Se levantó de la cama cuando ella se hubo dormido profundamente. No pudo evitar acercarse a ella y darle un beso. Y pensó que empezaba a dar muestras de debilidad con aquella hermosa italo—argentina, que le tenía el corazón robado. Salió muy discretamente de la habitación. Recorrió los pasillos con una satisfacción tan placentera, que pensaba que la felicidad debía parecerse mucho a aquella mujer, a aquella casona de San Isidro y al despacho en el que se disponía a entrar.

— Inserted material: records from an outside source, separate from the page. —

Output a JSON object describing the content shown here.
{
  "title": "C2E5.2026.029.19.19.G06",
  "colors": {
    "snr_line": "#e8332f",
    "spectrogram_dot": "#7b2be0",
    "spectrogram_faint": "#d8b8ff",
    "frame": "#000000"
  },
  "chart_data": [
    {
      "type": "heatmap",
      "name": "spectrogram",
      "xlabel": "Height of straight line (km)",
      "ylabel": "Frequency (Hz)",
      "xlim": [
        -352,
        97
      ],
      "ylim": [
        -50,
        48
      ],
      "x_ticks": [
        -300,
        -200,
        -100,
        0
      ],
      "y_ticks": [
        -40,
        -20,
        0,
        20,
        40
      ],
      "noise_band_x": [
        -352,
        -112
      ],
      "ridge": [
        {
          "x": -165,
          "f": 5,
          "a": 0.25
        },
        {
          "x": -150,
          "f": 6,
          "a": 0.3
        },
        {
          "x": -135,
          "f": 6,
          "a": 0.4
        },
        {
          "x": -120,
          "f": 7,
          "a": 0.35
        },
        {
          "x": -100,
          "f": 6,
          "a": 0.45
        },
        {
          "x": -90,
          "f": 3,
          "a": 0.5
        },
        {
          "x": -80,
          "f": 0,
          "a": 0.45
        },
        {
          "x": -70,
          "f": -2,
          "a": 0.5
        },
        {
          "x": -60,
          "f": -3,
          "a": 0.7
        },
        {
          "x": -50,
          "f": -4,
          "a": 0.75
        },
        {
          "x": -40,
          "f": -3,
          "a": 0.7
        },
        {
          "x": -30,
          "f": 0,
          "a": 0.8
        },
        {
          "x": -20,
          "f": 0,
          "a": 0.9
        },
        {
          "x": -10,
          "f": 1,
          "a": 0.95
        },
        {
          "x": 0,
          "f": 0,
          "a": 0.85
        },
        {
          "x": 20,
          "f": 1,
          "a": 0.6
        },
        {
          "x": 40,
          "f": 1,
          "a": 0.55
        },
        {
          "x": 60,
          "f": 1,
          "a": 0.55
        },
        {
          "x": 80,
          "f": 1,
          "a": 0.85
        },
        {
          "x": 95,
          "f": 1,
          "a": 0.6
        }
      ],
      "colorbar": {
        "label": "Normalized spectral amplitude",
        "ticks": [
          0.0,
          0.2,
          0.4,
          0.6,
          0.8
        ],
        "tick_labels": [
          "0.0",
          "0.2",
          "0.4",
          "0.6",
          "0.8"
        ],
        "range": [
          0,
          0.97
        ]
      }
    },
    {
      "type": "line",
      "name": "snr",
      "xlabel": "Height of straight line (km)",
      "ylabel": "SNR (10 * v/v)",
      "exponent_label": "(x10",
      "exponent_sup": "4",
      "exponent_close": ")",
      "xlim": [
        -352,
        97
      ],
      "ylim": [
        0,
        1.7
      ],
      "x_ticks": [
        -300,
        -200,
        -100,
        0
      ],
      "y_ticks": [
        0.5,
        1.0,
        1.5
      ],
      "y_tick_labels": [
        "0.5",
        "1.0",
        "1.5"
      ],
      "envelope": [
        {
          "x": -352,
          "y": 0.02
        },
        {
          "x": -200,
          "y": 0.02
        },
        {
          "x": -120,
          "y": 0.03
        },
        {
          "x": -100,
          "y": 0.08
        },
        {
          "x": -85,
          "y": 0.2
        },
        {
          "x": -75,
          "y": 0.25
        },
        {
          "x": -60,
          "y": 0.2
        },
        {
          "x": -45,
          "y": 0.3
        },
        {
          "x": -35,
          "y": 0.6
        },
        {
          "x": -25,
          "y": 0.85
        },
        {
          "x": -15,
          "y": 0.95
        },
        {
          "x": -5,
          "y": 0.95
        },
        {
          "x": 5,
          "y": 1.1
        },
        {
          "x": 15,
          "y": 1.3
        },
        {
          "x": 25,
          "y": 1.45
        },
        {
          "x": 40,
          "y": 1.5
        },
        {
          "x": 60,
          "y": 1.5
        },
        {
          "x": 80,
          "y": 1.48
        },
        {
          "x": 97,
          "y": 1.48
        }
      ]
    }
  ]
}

Cuando había tirado la pila de archivos y expedientes, antes de la cena, pudo observar que todas ellas llevaban el mismo nombre principal y luego uno secundario. El primer nombre era “Expedientes de Concesión”. Cada carpeta llevaba después el nombre de alguna línea de Ferrocarril y la ciudad correspondiente. Decidió empezar a fisgar en cada una de ellas para encontrar algún dato que le sirviera de corroboración sobre las últimas noticias: la renovación —o no— de las concesiones sobre las líneas. En aquellas carpetas podría hallar la valoración que hacía la empresa sobre las líneas que debían conservar en su poder y aquellas que se podrían devolver al estado argentino, sin el menor de los temores.

Fue recorriendo un expediente tras otro, leyendo lo que le parecía más importante según un criterio que había decidido momentáneamente: el primero, la distancia con respecto a la capital y, el segundo, respecto a su finca, en vías de heredar, en la ciudad de Balcarce. Al leer los informes de las carpetas, no pudo evitar una sonrisa de admiración, al apreciar la eficacia endiabladamente precisa de los informantes. Allí se podía hallar no solamente nombres de las fincas, sus valores, sus dimensiones, cuál era la producción aproximada o la capacidad, así como el número de explotaciones o empleados. Pero el toque de exquisitez se dejó notar con la cantidad de información personal sobre los propietarios, datos sobre sus familias y otras propiedades. Se trataba, cómo no, de un material de primerísima calidad, digno de un servicio de información británico, a mayor gloria de su Majestad Imperial, el rey Jorge V.

Eran casi las cuatro de la madrugada y ya había leído una buena cantidad de expedientes, donde halló incluso datos de su propia familia, cuando oyó pasos acercándose al despacho. Sintió alivio al comprobar que era Susana.